Legislation to legalize video slot machines at Ohio’s horse racetracks could be introduced in the General Assembly in about a month, the No. 2 ranking member of the House said.

House Speaker Pro Tempore Louis Blessing Jr. of Cincinnati, R-29th, told The Vindicator on Monday: “We won’t have a problem getting a majority” of legislators to approve the proposal.

Penn National Gaming Inc. wants to relocate its harness track in Toledo to a $200 million facility it would build in Austintown. Company officials say they’ll move ahead with those plans only if the state legalizes slot machines at racetracks.

The “delay” in introducing legislation to legalize slots is Gov. John Kasich, a Republican, giving his OK to move ahead with the plan, Blessing said.

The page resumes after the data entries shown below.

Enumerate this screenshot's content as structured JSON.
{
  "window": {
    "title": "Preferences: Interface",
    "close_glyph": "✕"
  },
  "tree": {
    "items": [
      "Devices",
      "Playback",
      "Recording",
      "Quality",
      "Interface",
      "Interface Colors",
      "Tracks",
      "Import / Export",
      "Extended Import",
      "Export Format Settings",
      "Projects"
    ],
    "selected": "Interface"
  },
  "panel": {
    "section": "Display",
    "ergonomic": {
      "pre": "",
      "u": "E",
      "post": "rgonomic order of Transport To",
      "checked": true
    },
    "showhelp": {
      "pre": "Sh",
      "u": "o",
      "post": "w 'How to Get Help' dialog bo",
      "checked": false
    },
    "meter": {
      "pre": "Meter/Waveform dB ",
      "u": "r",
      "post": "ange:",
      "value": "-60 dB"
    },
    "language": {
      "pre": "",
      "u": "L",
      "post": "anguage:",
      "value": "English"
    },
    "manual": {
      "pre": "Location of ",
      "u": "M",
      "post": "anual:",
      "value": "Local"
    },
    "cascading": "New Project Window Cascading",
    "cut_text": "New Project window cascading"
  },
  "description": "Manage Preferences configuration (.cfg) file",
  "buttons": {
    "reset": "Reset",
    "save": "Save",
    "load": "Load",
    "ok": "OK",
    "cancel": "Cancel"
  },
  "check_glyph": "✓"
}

Kasich told The Vindicator on Feb. 24 that he wanted to hire a “gambling expert” to review gaming in Ohio and the impact of slot machines at the state’s seven racetracks.

Rob Nichols, his spokesman, told the newspaper Monday the governor will “be announcing his decision very soon on VLTs,” video lottery terminals, another term for slot machines. But he first wants to talk to the expert, Nichols said.

With voters approving Las Vegas-style gambling casino in Columbus, Cleveland, Cincinnati and Toledo on the November 2009 ballot, Blessing said it’s clear that Ohioans support gambling.

Two state legislators from the Mahoning Valley — state Sen. Joe Schiavoni of Canfield, D-33rd, and state Rep. Ronald V. Gerberry of Austintown, D-59th — have been working with state Sen. Bill Seitz of Green Township in Hamilton County, R-8th, chairman of the Senate’s Government Oversight and Reform Committee, and Blessing on legislation to legalize slot machines at the racetracks.

Schiavoni was to meet today with Seitz to work on the legislation.

“If we have bipartisan support, passage of the legislation will be easier,” Schiavoni said.

The plan would be to introduce identical legislation to legalize slots in both chambers, he and Gerberry said.

Then-Gov. Ted Strickland, a Democrat, legalized slots at racetracks in the summer of 2009 through an executive order. But a lawsuit challenging Strickland’s power to do so was filed, and the plan never proceeded.

That proposal called for 50 percent of profits from slots to go to the state, estimated at the time to be $933 million annually.

The new proposal would be for 33 percent of profits to go to the state — the same percentage as the gambling casinos — and would probably generate about $500 million a year, Schiavoni said.

The slot machines would be under the authority of the Ohio Lottery Commission, Gerberry and Schiavoni said.

Penn National’s getting the racetrack to Austintown as well as relocating its thoroughbred Beulah Park near Columbus to the Dayton area are far from done deals.

Owners of other racetracks in the state oppose the plan, and there is another organization interested in building a racetrack as part of an entertainment complex in Vienna.

The Ohio State Racing Commission has the final say on whether Penn National can relocate the tracks.